¿Por qué Insistimos en querer saber de los demás?

En el ambiente laboral, este tipo de conducta impacta significativamente la cultura organizacional, la comunicación interna y externa, el servicio y los ingresos.

¿Por qué Insistimos en querer saber de los demás?

Conocer con exactitud qué hacen, tienen y piensan los demás. Una conducta encomiable si nuestra intención de conocer a otros fuera para establecer mejores relaciones o acciones para un bien común. Sin embargo, cada vez más existe el deseo de saber por saber, sin un propósito positivo, y olvidando que esta conducta nos limita en los ámbitos personal, social y profesional.

En los padres divorciados, en ocasiones observo de primera mano cómo algunos hacen a sus hijos víctimas de preguntas e inquisiciones sobre los bienes, estilos de vida y planes de la otra parte. Entre “amigos” observo cómo aquellos que deciden vivir una vida discreta son vistos como “secretivos” y con “agendas escondidas” cuando en realidad lo único que aspiran es a una vida simple y feliz.
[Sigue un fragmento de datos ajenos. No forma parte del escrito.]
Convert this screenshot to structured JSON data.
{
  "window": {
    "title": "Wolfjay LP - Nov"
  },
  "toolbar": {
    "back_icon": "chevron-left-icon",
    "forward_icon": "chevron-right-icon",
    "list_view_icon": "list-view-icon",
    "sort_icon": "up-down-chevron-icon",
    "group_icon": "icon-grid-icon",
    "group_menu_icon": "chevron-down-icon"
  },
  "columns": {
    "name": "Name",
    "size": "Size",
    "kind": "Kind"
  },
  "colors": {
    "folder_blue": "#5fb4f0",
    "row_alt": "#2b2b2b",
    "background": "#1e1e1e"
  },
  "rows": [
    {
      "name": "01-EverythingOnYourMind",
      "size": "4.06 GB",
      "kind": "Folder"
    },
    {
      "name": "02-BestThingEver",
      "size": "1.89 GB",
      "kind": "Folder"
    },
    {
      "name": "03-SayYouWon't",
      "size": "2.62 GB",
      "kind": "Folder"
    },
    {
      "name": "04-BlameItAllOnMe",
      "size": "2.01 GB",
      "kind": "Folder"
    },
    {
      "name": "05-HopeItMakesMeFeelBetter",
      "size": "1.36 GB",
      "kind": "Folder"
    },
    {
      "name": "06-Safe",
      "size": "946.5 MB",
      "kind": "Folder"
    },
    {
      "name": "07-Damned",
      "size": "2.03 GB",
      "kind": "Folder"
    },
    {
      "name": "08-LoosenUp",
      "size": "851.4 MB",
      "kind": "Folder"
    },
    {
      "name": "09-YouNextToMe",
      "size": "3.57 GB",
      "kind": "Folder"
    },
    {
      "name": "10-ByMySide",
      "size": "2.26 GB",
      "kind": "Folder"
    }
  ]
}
En el ambiente laboral, este tipo de conducta impacta significativamente la cultura organizacional, la comunicación interna y externa, el servicio y los ingresos. ¿Qué podemos hacer?

  1. Ocuparnos de adherirnos a lo que nos compete, y, si vamos a comentar, indagar o actuar sobre otros, que sea solo para sumar, nunca para restar.
  2. Analizar cómo podemos mejorar y poner todas nuestras capacidades en buen uso. Averiguar de los demás qué hacen o dejan de hacer bajo ninguna circunstancia es la forma más eficaz de manejar nuestro tiempo.
  3. Vivir y trabajar con intención. Necesitamos darle valor a lo que hacemos y lo que representamos.
  4. Reconocer que cada uno de nosotros tiene la posibilidad de crear gran impacto —inspirar, motivar, enseñar, ayudar— y, si no lo hacemos, perdemos grandes oportunidades.
  5. Ser auténticos, sintiéndonos cómodos en nuestra propia piel, sin pretensiones de algo o alguien que no somos.
  6. Crear ambientes de confianza. Querer saber lo que no nos compete crea suspicacia y desconfianza, impactando negativamente relaciones y cómo los demás nos perciben.

Para lograr ambientes positivos, necesitamos autoevaluarnos y asegurar mantenernos enfocados en conductas que añaden valor, inspiran, motivan y crean resultados positivos.